The current rent of £805,148 is expected to rise to around £1 million when reviews are completed. The principal anchors, Tesco and Penneys, account for nearly one-third of total income. Their leases have about nine years to run.
The other main tenants include Ulster Bank, Bewleys, Lifestyle, A-Wear and the EBS. The centre was developed by businessman Charlie Kenny in 1971 and sold to IPFPUT six years later. It has 90,247 sq ft of retail space on two levels, comprising a supermarket, department store and 35 shop units. There is also a three-storey office block with 6,270 sq ft and surface car-parking for 350 cars.
The main town centre in Dundrum will undergo major changes if An Bord Pleanala ratifies the planning permission already granted to Castlethorn for a £190 million complex on the opposite side of the village. RGDATA, representing shopkeepers, has lodged a planning appeal against the decision along with the Eastern Fishery Board, which objects to diverting the River Slang, a tributary of the Dodder.
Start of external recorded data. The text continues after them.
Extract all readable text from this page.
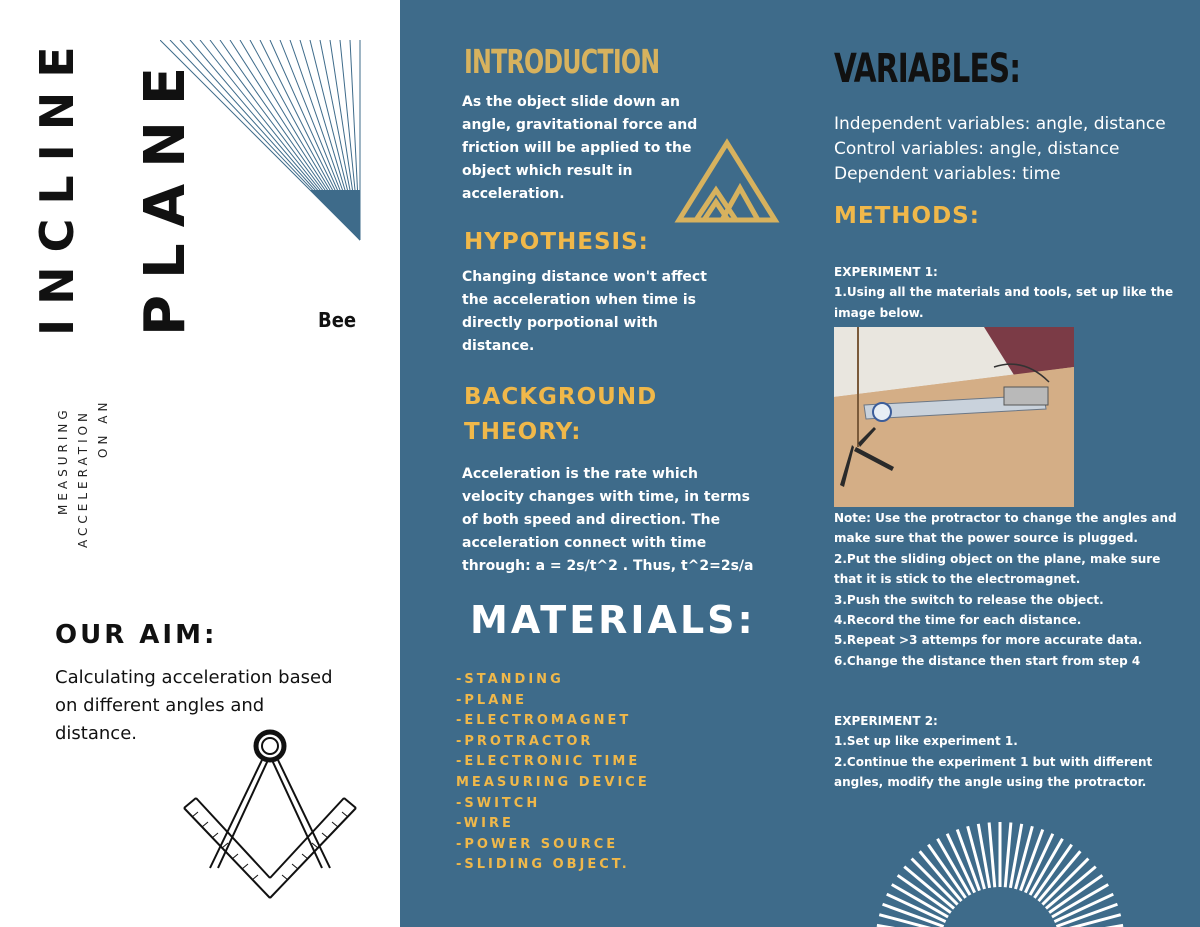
INCLINE PLANE	Bee
MEASURING ACCELERATION ON AN
OUR AIM:
Calculating acceleration based on different angles and distance.
INTRODUCTION
As the object slide down an angle, gravitational force and friction will be applied to the object which result in acceleration.
HYPOTHESIS:
Changing distance won't affect the acceleration when time is directly porpotional with distance.
BACKGROUND
THEORY:
Acceleration is the rate which velocity changes with time, in terms of both speed and direction. The acceleration connect with time through: a = 2s/t^2 . Thus, t^2=2s/a
MATERIALS:
-STANDING
-PLANE
-ELECTROMAGNET
-PROTRACTOR
-ELECTRONIC TIME MEASURING DEVICE
-SWITCH
-WIRE
-POWER SOURCE
-SLIDING OBJECT.
VARIABLES:
Independent variables: angle, distance
Control variables: angle, distance
Dependent variables: time
METHODS:
EXPERIMENT 1:
1.Using all the materials and tools, set up like the image below.
Note: Use the protractor to change the angles and make sure that the power source is plugged.
2.Put the sliding object on the plane, make sure that it is stick to the electromagnet.
3.Push the switch to release the object.
4.Record the time for each distance.
5.Repeat >3 attemps for more accurate data.
6.Change the distance then start from step 4
EXPERIMENT 2:
1.Set up like experiment 1.
2.Continue the experiment 1 but with different angles, modify the angle using the protractor.
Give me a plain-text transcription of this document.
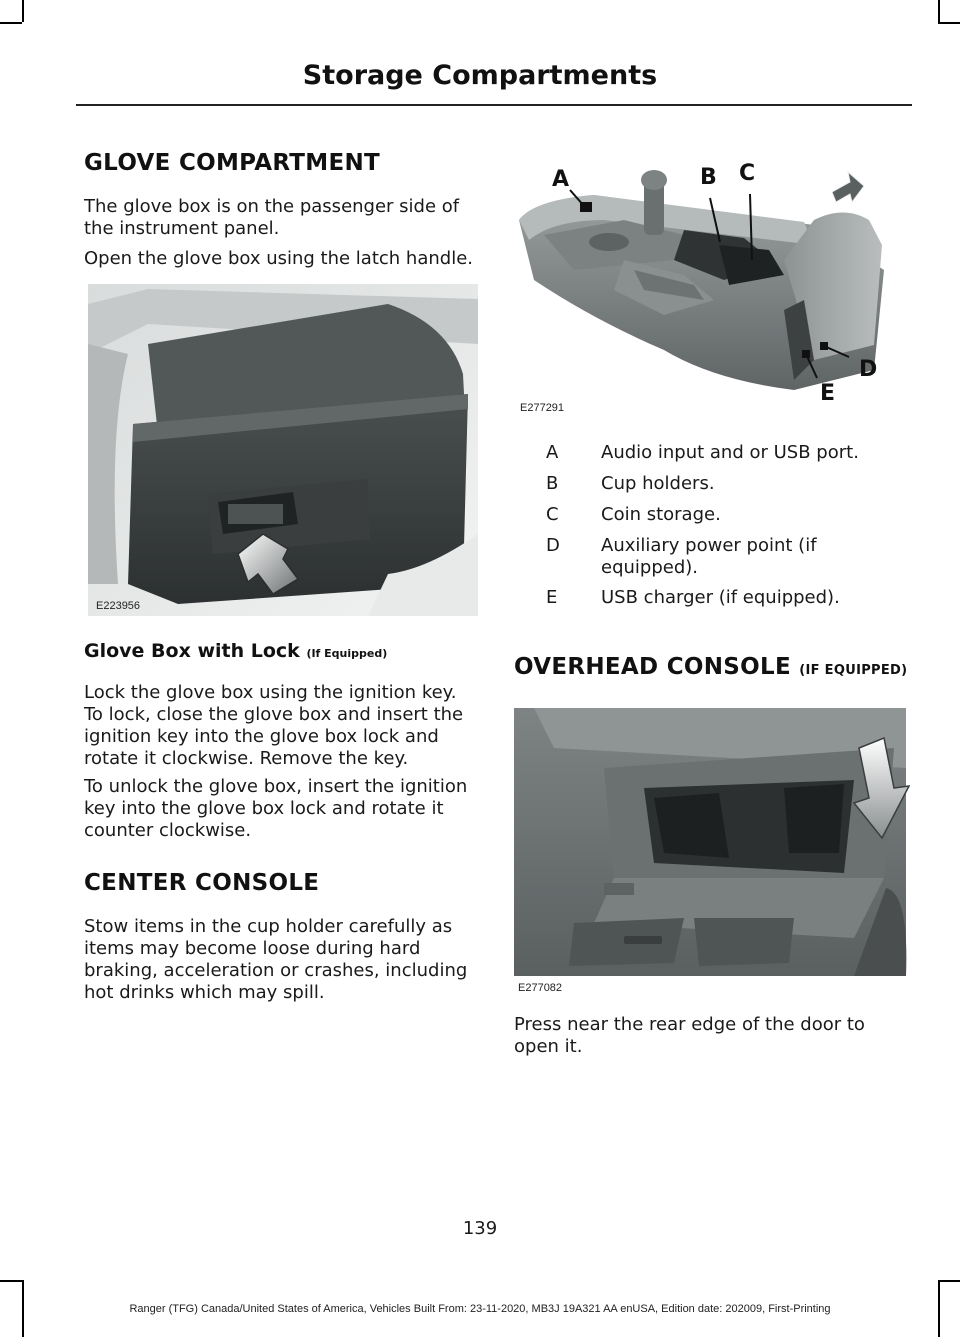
Storage Compartments
GLOVE COMPARTMENT
The glove box is on the passenger side of the instrument panel.
Open the glove box using the latch handle.
E223956
Glove Box with Lock (If Equipped)
Lock the glove box using the ignition key. To lock, close the glove box and insert the ignition key into the glove box lock and rotate it clockwise. Remove the key.
To unlock the glove box, insert the ignition key into the glove box lock and rotate it counter clockwise.
CENTER CONSOLE
Stow items in the cup holder carefully as items may become loose during hard braking, acceleration or crashes, including hot drinks which may spill.
A	B C
D
E
E277291
A Audio input and or USB port.
B Cup holders.
C Coin storage.
D Auxiliary power point (if equipped).
E USB charger (if equipped).
OVERHEAD CONSOLE (IF EQUIPPED)
E277082
Press near the rear edge of the door to open it.
139
Ranger (TFG) Canada/United States of America, Vehicles Built From: 23-11-2020, MB3J 19A321 AA enUSA, Edition date: 202009, First-Printing
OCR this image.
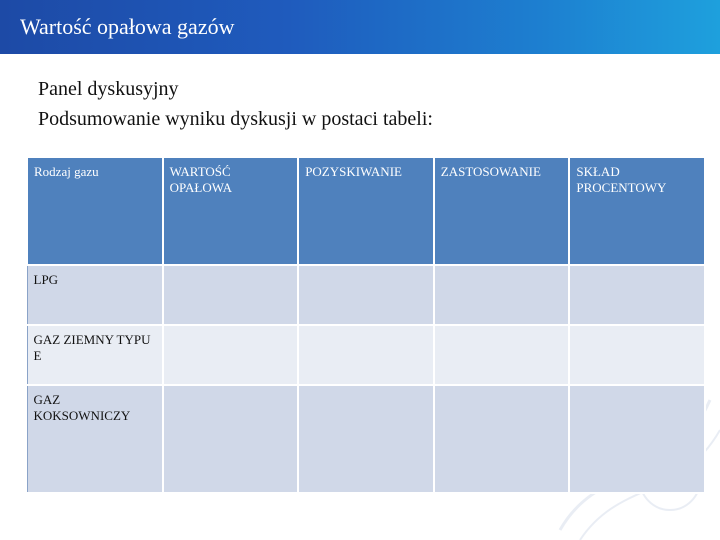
Wartość opałowa gazów
Panel dyskusyjny
Podsumowanie wyniku dyskusji w postaci tabeli:
Rodzaj gazu	WARTOŚĆ OPAŁOWA	POZYSKIWANIE	ZASTOSOWANIE	SKŁAD PROCENTOWY
LPG				
GAZ ZIEMNY TYPU E				
GAZ KOKSOWNICZY				
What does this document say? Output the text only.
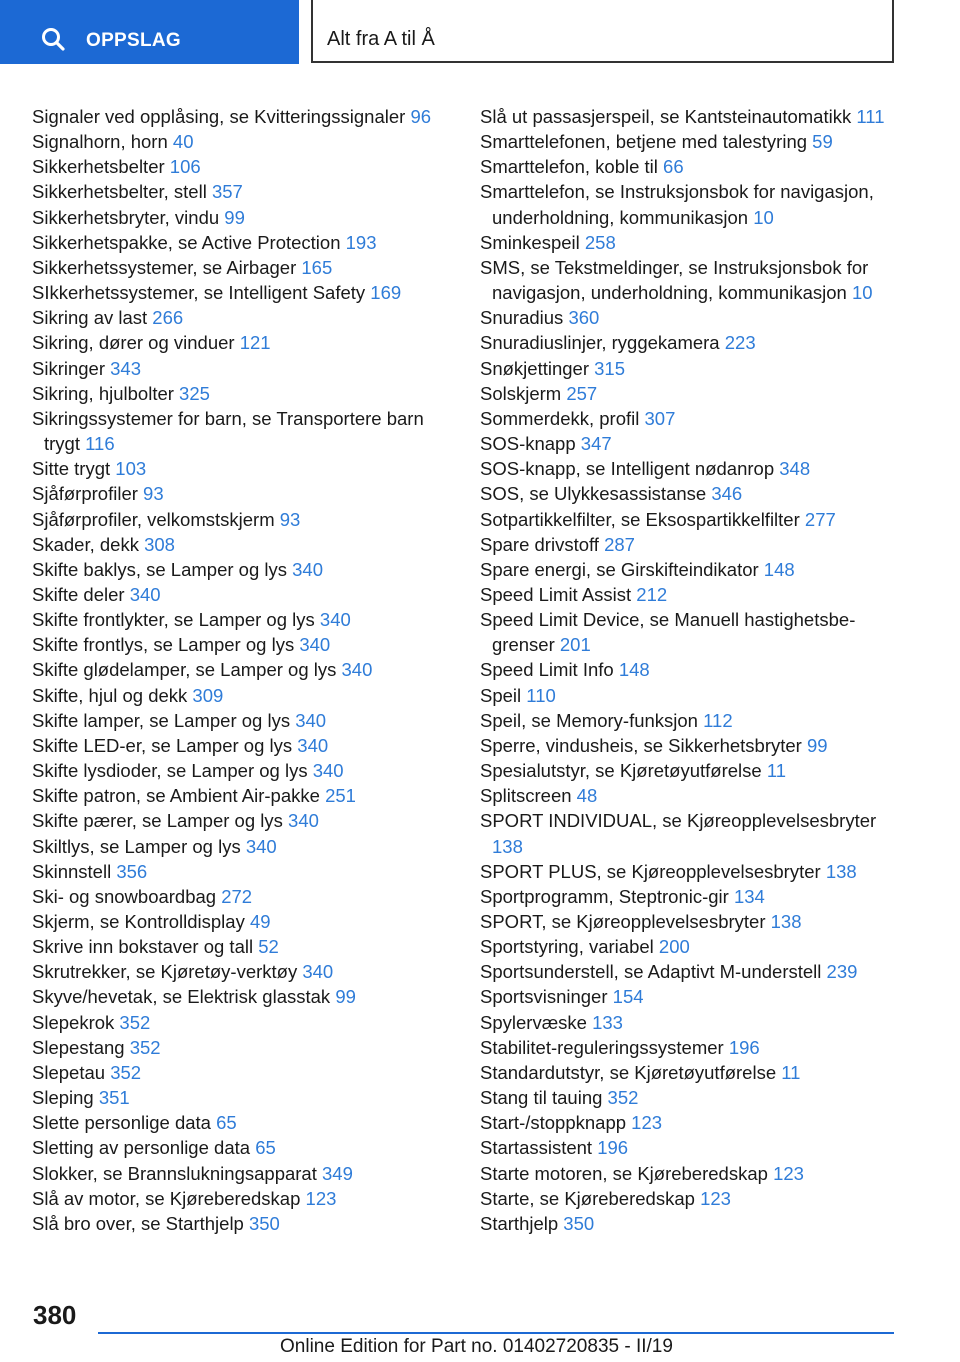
OPPSLAG	Alt fra A til Å
Signaler ved opplåsing, se Kvitteringssignaler 96
Signalhorn, horn 40
Sikkerhetsbelter 106
Sikkerhetsbelter, stell 357
Sikkerhetsbryter, vindu 99
Sikkerhetspakke, se Active Protection 193
Sikkerhetssystemer, se Airbager 165
SIkkerhetssystemer, se Intelligent Safety 169
Sikring av last 266
Sikring, dører og vinduer 121
Sikringer 343
Sikring, hjulbolter 325
Sikringssystemer for barn, se Transportere barn trygt 116
Sitte trygt 103
Sjåførprofiler 93
Sjåførprofiler, velkomstskjerm 93
Skader, dekk 308
Skifte baklys, se Lamper og lys 340
Skifte deler 340
Skifte frontlykter, se Lamper og lys 340
Skifte frontlys, se Lamper og lys 340
Skifte glødelamper, se Lamper og lys 340
Skifte, hjul og dekk 309
Skifte lamper, se Lamper og lys 340
Skifte LED-er, se Lamper og lys 340
Skifte lysdioder, se Lamper og lys 340
Skifte patron, se Ambient Air-pakke 251
Skifte pærer, se Lamper og lys 340
Skiltlys, se Lamper og lys 340
Skinnstell 356
Ski- og snowboardbag 272
Skjerm, se Kontrolldisplay 49
Skrive inn bokstaver og tall 52
Skrutrekker, se Kjøretøy-verktøy 340
Skyve/hevetak, se Elektrisk glasstak 99
Slepekrok 352
Slepestang 352
Slepetau 352
Sleping 351
Slette personlige data 65
Sletting av personlige data 65
Slokker, se Brannslukningsapparat 349
Slå av motor, se Kjøreberedskap 123
Slå bro over, se Starthjelp 350
Slå ut passasjerspeil, se Kantsteinautomatikk 111
Smarttelefonen, betjene med talestyring 59
Smarttelefon, koble til 66
Smarttelefon, se Instruksjonsbok for navigasjon, underholdning, kommunikasjon 10
Sminkespeil 258
SMS, se Tekstmeldinger, se Instruksjonsbok for navigasjon, underholdning, kommunikasjon 10
Snuradius 360
Snuradiuslinjer, ryggekamera 223
Snøkjettinger 315
Solskjerm 257
Sommerdekk, profil 307
SOS-knapp 347
SOS-knapp, se Intelligent nødanrop 348
SOS, se Ulykkesassistanse 346
Sotpartikkelfilter, se Eksospartikkelfilter 277
Spare drivstoff 287
Spare energi, se Girskifteindikator 148
Speed Limit Assist 212
Speed Limit Device, se Manuell hastighetsbegrenser 201
Speed Limit Info 148
Speil 110
Speil, se Memory-funksjon 112
Sperre, vindusheis, se Sikkerhetsbryter 99
Spesialutstyr, se Kjøretøyutførelse 11
Splitscreen 48
SPORT INDIVIDUAL, se Kjøreopplevelsesbryter 138
SPORT PLUS, se Kjøreopplevelsesbryter 138
Sportprogramm, Steptronic-gir 134
SPORT, se Kjøreopplevelsesbryter 138
Sportstyring, variabel 200
Sportsunderstell, se Adaptivt M-understell 239
Sportsvisninger 154
Spylervæske 133
Stabilitet-reguleringssystemer 196
Standardutstyr, se Kjøretøyutførelse 11
Stang til tauing 352
Start-/stoppknapp 123
Startassistent 196
Starte motoren, se Kjøreberedskap 123
Starte, se Kjøreberedskap 123
Starthjelp 350
380
Online Edition for Part no. 01402720835 - II/19
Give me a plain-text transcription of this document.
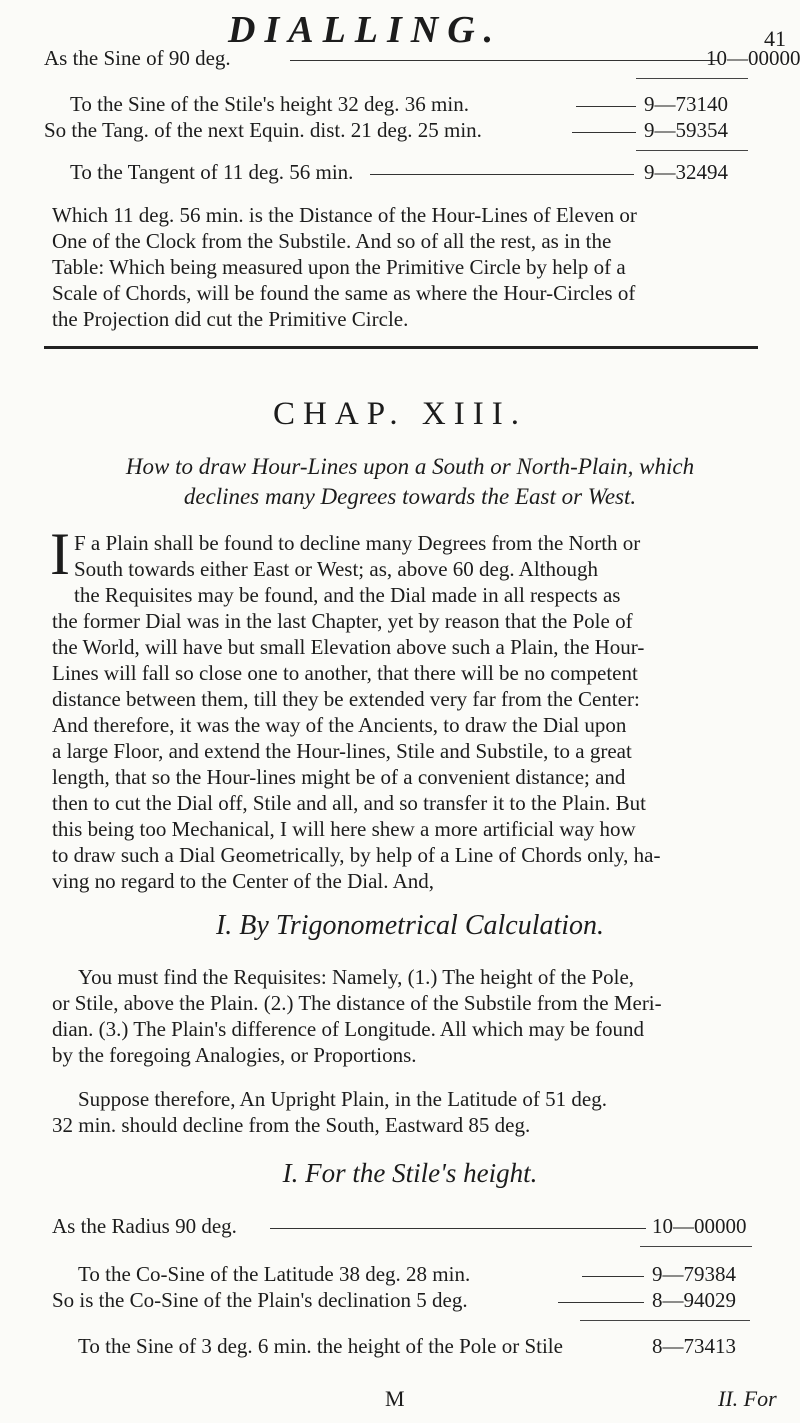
DIALLING.	41
As the Sine of 90 deg.	10—00000
To the Sine of the Stile's height 32 deg. 36 min.	9—73140
So the Tang. of the next Equin. dist. 21 deg. 25 min.	9—59354
To the Tangent of 11 deg. 56 min.	9—32494
Which 11 deg. 56 min. is the Distance of the Hour-Lines of Eleven or
One of the Clock from the Substile. And so of all the rest, as in the
Table: Which being measured upon the Primitive Circle by help of a
Scale of Chords, will be found the same as where the Hour-Circles of
the Projection did cut the Primitive Circle.
CHAP. XIII.
How to draw Hour-Lines upon a South or North-Plain, which
declines many Degrees towards the East or West.
I F a Plain shall be found to decline many Degrees from the North or
South towards either East or West; as, above 60 deg. Although
the Requisites may be found, and the Dial made in all respects as
the former Dial was in the last Chapter, yet by reason that the Pole of
the World, will have but small Elevation above such a Plain, the Hour-
Lines will fall so close one to another, that there will be no competent
distance between them, till they be extended very far from the Center:
And therefore, it was the way of the Ancients, to draw the Dial upon
a large Floor, and extend the Hour-lines, Stile and Substile, to a great
length, that so the Hour-lines might be of a convenient distance; and
then to cut the Dial off, Stile and all, and so transfer it to the Plain. But
this being too Mechanical, I will here shew a more artificial way how
to draw such a Dial Geometrically, by help of a Line of Chords only, ha-
ving no regard to the Center of the Dial. And,
I. By Trigonometrical Calculation.
You must find the Requisites: Namely, (1.) The height of the Pole,
or Stile, above the Plain. (2.) The distance of the Substile from the Meri-
dian. (3.) The Plain's difference of Longitude. All which may be found
by the foregoing Analogies, or Proportions.
Suppose therefore, An Upright Plain, in the Latitude of 51 deg.
32 min. should decline from the South, Eastward 85 deg.
I. For the Stile's height.
As the Radius 90 deg.	10—00000
To the Co-Sine of the Latitude 38 deg. 28 min.	9—79384
So is the Co-Sine of the Plain's declination 5 deg.	8—94029
To the Sine of 3 deg. 6 min. the height of the Pole or Stile	8—73413
M	II. For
The scheme will also include a 150-bedroom hotel, a multiplex cinema, a range of leisure and social facilities and a multi-storey car-park for 3,000 cars. Planning permission has already been granted for a 350,000 sq ft shopping centre, roughly the same size as the Jervis Centre in the city. Tesco will be the anchor tenant with 45,000 sq ft. Marks & Spencer is also interested in taking 50,000 sq ft to fulfil a long standing ambition for a major outlet in one of Dublin's most affluent south Dublin suburbs.
The new town centre will have two more anchor units of around 25,000 sq ft each, one a department store. There will also be around 100 unit shops.